La candidata de la centroizquierdista Coalición Agenda Ciudadana, Claudia Dobles, quien según las encuestas estaba peleando el segundo lugar, hizo un llamado a todas las mujeres para que salieran a votar, y a la población en general a que lo haga “sin miedo y en libertad”.

Dobles, arquitecta y exprimera dama (2018-2022), dijo que la reunión con los observadores internacionales en las votaciones fue “muy productiva” y reafirmó su confianza en el Tribunal Supremo de Elecciones. Propone recuperar el liderazgo internacional y el desarrollo sostenible en su país.

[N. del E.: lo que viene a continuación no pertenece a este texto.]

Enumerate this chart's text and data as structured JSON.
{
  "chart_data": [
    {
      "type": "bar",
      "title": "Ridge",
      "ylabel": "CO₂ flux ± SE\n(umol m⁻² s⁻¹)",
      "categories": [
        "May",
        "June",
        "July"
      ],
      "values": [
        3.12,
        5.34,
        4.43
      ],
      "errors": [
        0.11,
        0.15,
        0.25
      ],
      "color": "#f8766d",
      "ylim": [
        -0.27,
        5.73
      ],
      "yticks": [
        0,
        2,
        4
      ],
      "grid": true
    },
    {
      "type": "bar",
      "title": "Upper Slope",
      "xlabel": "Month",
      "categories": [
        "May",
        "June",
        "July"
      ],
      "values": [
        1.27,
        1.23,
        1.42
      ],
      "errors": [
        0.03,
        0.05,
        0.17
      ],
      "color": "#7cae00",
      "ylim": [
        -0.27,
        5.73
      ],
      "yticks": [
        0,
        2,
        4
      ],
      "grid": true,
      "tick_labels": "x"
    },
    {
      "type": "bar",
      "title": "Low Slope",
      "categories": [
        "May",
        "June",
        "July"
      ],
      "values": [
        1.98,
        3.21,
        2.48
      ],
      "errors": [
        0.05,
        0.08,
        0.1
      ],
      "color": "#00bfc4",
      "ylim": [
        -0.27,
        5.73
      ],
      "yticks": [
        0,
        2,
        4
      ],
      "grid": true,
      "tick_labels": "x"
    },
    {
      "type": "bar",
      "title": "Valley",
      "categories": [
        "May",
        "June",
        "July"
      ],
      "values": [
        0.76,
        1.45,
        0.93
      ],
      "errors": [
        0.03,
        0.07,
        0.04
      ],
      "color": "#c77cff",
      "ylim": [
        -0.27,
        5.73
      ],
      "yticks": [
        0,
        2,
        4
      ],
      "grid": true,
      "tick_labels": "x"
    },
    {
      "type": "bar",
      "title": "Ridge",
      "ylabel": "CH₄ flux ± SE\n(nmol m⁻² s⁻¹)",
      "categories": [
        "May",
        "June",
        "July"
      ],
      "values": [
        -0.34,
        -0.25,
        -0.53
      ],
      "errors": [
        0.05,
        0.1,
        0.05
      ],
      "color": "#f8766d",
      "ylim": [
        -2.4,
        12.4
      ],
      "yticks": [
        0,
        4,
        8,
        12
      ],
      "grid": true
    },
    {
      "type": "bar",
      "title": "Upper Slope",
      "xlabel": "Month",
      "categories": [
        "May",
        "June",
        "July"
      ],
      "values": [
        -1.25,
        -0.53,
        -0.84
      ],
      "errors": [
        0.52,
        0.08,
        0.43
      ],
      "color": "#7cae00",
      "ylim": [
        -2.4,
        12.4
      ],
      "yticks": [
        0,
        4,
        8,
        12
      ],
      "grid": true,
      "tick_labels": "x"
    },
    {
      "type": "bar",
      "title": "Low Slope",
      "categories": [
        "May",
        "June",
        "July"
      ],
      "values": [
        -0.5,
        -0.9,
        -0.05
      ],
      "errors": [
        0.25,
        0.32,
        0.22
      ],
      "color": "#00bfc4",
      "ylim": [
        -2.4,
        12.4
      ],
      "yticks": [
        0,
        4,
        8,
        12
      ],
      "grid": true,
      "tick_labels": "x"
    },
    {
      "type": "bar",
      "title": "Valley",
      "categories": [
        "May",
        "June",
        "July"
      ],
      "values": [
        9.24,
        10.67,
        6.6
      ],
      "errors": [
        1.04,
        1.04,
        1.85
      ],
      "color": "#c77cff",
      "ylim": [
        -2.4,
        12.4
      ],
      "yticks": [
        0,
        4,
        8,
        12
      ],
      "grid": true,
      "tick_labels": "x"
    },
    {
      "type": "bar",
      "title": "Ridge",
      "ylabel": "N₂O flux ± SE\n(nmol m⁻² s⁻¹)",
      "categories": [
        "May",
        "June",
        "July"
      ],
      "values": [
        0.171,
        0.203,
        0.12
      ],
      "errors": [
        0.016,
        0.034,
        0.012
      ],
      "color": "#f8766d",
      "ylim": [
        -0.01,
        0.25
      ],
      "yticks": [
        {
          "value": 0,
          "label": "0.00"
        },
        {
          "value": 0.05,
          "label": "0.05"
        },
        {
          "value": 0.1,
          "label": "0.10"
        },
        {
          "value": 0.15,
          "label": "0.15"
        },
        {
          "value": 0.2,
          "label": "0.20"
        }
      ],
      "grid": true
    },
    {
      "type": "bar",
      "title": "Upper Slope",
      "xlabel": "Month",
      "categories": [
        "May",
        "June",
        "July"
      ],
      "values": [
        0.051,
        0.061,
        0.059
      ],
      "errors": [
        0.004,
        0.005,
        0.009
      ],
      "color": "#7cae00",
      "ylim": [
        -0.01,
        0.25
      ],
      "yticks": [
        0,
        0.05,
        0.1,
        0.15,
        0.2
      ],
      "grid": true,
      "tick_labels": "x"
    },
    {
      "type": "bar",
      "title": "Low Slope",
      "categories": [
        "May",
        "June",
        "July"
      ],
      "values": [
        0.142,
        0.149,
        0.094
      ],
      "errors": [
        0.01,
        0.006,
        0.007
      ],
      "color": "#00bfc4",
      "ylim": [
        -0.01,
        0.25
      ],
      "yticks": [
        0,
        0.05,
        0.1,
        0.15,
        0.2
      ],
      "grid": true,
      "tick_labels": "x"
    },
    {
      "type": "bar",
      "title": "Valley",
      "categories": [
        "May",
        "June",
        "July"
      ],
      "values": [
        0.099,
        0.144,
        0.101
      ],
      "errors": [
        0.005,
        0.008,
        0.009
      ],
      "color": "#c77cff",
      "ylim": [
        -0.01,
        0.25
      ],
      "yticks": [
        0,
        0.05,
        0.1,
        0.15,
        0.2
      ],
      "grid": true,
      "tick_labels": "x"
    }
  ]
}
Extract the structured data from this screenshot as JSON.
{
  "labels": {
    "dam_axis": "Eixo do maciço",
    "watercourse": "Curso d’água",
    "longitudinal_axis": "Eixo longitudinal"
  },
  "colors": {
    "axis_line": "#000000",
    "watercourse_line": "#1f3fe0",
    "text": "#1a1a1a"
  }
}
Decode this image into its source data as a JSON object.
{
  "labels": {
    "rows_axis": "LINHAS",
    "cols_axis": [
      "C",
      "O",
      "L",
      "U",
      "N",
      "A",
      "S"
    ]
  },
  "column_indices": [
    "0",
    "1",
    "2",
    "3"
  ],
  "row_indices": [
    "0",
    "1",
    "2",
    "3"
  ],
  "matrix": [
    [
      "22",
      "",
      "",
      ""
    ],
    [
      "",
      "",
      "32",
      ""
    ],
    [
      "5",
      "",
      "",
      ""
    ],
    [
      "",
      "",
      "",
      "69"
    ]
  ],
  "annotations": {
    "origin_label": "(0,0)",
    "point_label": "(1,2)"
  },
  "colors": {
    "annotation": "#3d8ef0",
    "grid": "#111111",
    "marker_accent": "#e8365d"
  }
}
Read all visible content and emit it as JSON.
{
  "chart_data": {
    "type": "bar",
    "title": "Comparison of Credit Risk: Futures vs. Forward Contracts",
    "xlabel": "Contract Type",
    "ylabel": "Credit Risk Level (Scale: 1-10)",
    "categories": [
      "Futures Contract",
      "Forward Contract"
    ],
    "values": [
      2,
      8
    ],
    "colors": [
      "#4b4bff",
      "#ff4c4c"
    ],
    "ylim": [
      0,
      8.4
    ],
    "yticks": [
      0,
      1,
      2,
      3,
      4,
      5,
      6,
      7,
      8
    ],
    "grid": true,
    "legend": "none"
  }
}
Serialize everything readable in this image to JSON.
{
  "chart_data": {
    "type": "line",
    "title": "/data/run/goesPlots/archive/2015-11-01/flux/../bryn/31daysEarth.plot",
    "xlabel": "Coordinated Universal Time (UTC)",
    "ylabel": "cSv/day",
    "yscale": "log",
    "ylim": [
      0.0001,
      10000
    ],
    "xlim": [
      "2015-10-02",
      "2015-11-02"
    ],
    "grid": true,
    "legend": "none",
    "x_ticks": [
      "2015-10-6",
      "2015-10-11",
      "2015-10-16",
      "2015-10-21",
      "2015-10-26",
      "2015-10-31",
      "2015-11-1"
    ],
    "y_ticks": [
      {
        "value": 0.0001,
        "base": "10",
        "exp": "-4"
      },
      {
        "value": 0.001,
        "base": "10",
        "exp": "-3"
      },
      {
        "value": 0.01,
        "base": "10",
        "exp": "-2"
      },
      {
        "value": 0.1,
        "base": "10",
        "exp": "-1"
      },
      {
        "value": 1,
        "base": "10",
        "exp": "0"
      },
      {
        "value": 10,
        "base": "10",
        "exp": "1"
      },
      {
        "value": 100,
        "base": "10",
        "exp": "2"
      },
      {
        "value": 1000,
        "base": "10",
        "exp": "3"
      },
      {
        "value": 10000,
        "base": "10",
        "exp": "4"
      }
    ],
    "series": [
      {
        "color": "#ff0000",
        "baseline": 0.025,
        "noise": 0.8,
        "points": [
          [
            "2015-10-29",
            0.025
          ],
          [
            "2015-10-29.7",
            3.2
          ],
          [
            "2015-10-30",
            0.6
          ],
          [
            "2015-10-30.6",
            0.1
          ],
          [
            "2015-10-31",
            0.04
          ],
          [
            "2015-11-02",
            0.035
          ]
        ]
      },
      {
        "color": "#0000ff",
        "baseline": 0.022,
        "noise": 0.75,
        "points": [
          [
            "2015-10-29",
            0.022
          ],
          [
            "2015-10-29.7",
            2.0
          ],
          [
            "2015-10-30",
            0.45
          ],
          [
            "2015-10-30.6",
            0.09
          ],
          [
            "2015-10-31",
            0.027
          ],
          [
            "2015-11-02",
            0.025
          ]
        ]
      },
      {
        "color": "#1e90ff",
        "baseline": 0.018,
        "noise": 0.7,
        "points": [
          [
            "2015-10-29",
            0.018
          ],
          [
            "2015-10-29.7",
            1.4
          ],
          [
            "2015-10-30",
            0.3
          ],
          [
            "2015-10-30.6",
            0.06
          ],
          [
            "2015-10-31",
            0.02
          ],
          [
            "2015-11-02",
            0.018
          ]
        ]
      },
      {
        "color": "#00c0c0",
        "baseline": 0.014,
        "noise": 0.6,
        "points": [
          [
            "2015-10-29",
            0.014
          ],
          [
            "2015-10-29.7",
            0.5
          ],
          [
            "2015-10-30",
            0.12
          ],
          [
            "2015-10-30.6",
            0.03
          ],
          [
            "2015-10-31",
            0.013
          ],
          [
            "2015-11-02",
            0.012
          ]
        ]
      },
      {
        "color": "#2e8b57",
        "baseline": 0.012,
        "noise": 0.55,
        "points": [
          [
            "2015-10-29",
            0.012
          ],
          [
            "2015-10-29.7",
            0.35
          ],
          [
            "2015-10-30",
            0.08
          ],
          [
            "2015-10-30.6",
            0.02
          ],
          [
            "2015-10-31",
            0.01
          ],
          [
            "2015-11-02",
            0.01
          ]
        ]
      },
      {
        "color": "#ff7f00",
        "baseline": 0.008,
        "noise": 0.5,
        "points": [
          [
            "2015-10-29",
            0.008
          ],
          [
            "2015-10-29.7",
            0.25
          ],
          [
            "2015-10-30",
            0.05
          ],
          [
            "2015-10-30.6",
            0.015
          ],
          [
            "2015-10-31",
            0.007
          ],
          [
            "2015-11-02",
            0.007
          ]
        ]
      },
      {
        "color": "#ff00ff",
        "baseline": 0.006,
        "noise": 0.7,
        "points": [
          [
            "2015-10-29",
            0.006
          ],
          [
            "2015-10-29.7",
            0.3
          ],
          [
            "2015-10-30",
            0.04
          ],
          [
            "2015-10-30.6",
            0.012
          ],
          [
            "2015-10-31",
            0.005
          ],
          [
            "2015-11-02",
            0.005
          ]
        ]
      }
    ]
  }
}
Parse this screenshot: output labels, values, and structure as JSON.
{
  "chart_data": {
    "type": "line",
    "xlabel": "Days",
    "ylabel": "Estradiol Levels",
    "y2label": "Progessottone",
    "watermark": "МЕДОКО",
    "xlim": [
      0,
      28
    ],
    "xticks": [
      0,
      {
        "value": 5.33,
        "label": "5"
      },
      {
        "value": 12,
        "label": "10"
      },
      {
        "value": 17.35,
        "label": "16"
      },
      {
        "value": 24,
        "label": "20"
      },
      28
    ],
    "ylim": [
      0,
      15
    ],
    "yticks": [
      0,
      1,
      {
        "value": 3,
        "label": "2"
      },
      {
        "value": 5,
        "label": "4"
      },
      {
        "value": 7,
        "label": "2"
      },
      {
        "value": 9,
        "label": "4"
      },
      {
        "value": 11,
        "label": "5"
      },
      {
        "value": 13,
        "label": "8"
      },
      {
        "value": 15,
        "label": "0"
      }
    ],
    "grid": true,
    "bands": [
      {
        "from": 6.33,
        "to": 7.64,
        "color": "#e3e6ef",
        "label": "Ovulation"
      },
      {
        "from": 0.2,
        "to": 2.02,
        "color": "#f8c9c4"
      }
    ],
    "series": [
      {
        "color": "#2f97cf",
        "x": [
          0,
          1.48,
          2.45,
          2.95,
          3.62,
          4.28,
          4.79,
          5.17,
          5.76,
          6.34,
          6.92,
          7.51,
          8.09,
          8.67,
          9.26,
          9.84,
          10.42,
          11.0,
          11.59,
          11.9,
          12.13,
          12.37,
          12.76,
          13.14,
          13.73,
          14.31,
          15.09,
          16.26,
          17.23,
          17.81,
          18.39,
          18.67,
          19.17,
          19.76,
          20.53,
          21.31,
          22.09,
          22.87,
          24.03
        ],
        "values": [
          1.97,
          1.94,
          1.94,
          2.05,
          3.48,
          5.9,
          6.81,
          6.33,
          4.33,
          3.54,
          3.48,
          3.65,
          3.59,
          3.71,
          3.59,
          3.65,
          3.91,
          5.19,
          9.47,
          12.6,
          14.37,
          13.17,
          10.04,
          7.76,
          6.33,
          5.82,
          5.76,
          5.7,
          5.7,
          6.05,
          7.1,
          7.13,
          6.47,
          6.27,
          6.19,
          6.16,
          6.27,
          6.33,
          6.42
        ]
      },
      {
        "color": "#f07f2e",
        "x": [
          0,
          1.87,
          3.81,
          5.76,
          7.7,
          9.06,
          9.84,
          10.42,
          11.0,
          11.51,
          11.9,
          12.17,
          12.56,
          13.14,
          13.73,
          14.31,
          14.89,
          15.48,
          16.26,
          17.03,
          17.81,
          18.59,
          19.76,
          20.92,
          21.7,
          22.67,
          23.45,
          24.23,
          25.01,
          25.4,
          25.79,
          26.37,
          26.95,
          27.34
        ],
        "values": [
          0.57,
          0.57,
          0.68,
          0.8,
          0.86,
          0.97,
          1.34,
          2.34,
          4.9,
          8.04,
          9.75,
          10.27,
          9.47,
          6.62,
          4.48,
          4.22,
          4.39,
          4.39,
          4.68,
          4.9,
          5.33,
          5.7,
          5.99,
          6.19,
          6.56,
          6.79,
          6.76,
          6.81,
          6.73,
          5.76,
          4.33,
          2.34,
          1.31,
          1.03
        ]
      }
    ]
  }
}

También dijo que EE.UU. seguiría siendo un aliado de Costa Rica en un eventual Gobierno suyo, y que para resolver los problemas de seguridad es necesario además de cárceles, medidas de prevención.

Álvaro Ramos, candidato a presidente por el Partido Liberación Nacional (PLN) de Costa Rica, también tenía chances de llegar a la presidencia. En su campaña destacó “querer ayudar a los demás” con una herramienta: la economía. Su apuesta ha sido por la educación y la clase media.

Es economista, doctorado en la Universidad de California Berkeley y con una trayectoria en la función pública. “Nací sordo y este país me enseñó a escuchar”, dice Ramos en uno de sus videos de campaña, quien fuera viceministro de Hacienda durante el Gobierno de Laura Chinchilla.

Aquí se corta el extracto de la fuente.